Now, we apply K-Means clustering to group customers into clusters. We will try different numbers of clusters and visualize the results.
# Applying K-Means clustering with 5 clusters (adjust k if necessary)
set.seed(123) # Set a seed for reproducibility
kmeans_result <- kmeans(data_scaled, centers = 5)
# Adding cluster labels to the original dataset
data$cluster <- kmeans_result$cluster
# Visualizing the K-Means clustering results
ggplot(data, aes(x = Age, y = AnnualIncome, color = as.factor(cluster))) +
geom_point() +
labs(title = "K-Means Clustering (5 clusters)", color = "Cluster") +
theme_minimal()
Explanation: We apply the K-Means algorithm with
k = 5 clusters. The set.seed(123) ensures that
the results are reproducible. After clustering, we add the cluster
labels to the dataset and use ggplot2 to visualize the
clusters in a scatter plot of Age vs Annual Income.
Next, we perform hierarchical clustering and visualize the dendrogram to decide on the optimal number of clusters.
# Calculating distance matrix
dist_matrix <- dist(data_scaled)
# Performing hierarchical clustering
hclust_result <- hclust(dist_matrix, method = "ward.D2")

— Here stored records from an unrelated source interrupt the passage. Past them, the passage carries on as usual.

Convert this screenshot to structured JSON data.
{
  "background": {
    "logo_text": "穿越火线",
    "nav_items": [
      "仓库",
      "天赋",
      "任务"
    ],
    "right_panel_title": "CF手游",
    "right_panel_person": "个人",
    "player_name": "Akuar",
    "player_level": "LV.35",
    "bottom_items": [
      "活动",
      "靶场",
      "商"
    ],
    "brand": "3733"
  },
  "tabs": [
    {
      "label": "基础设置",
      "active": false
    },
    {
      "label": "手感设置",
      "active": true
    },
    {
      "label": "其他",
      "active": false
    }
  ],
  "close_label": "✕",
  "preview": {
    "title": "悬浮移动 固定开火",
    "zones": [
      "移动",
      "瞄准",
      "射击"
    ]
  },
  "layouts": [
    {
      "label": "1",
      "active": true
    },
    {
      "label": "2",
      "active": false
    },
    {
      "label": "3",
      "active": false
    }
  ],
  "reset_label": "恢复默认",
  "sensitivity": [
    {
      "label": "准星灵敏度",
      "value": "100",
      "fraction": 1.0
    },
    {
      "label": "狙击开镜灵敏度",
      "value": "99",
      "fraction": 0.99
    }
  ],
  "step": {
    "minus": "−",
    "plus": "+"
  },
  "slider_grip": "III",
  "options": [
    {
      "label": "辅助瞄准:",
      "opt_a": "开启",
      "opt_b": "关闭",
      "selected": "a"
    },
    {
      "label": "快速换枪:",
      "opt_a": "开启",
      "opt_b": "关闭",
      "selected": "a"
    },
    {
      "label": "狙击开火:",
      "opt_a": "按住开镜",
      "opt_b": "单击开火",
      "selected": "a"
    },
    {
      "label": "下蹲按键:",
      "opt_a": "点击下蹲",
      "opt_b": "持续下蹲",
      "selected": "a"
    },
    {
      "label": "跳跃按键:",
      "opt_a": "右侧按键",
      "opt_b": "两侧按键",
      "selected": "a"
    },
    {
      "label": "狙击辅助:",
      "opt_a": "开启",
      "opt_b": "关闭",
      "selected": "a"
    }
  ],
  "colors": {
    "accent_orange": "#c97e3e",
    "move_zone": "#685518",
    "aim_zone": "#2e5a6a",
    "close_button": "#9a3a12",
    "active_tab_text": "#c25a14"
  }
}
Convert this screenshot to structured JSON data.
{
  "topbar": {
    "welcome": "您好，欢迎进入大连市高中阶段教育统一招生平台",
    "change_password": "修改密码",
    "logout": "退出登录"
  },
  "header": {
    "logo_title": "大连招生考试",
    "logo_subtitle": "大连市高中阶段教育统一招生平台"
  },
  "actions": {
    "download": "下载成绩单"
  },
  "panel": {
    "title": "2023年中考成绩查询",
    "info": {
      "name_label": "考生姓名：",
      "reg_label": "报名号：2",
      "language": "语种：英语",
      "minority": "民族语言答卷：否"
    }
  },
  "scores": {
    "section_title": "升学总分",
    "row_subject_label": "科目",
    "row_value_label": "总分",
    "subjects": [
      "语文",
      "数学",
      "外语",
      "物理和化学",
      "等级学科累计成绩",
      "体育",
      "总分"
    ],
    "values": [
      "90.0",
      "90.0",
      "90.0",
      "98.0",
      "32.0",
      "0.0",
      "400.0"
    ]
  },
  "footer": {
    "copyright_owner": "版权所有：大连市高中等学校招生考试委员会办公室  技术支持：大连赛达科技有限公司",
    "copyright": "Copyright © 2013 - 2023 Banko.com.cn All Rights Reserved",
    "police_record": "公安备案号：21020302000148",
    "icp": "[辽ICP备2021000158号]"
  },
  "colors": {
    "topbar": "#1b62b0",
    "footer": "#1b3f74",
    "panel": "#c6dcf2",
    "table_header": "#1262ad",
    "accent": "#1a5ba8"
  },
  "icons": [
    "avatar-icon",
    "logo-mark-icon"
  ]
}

# Visualizing the dendrogram
plot(hclust_result, main = "Hierarchical Clustering Dendrogram", xlab = "", sub = "")
Explanation: In this section, we use hierarchical
clustering. First, we calculate the distance matrix using
dist(), which measures the dissimilarity between each pair
of data points. We then apply the hclust() function with
the “ward.D2” method and visualize the result as a dendrogram. The
dendrogram helps determine the number of clusters by cutting the tree at
a specific level.
Finally, we apply DBSCAN, which is a density-based clustering algorithm, and visualize the results.
# Install and load dbscan package
library(dbscan)
##
## Attaching package: 'dbscan'
## The following object is masked from 'package:stats':
##
## as.dendrogram
# Apply DBSCAN with epsilon = 0.5 and minPts = 5
dbscan_result <- dbscan(data_scaled, eps = 0.5, minPts = 5)
# Add DBSCAN labels to the dataset
data$dbscan_cluster <- dbscan_result$cluster
# Visualizing the DBSCAN clustering results
ggplot(data, aes(x = Age, y = AnnualIncome, color = as.factor(dbscan_cluster))) +
geom_point() +
labs(title = "DBSCAN Clustering", color = "Cluster") +
theme_minimal()
Explanation: DBSCAN (Density-Based Spatial
Clustering of Applications with Noise) is a clustering algorithm that
identifies clusters based on the density of data points. We apply DBSCAN
with parameters eps = 0.5 (maximum distance between two
points to be considered neighbors) and minPts = 5 (minimum
number of points to form a cluster). After running DBSCAN, we add the
cluster labels to the dataset and visualize the results using
ggplot2.
In this analysis, we applied three clustering algorithms to segment mall customers based on their age, annual income, and spending score. Each algorithm identified different groups of customers, which can be useful for targeted marketing and personalized services.
By using these clustering techniques, businesses can gain valuable insights into customer behavior and tailor their marketing strategies accordingly.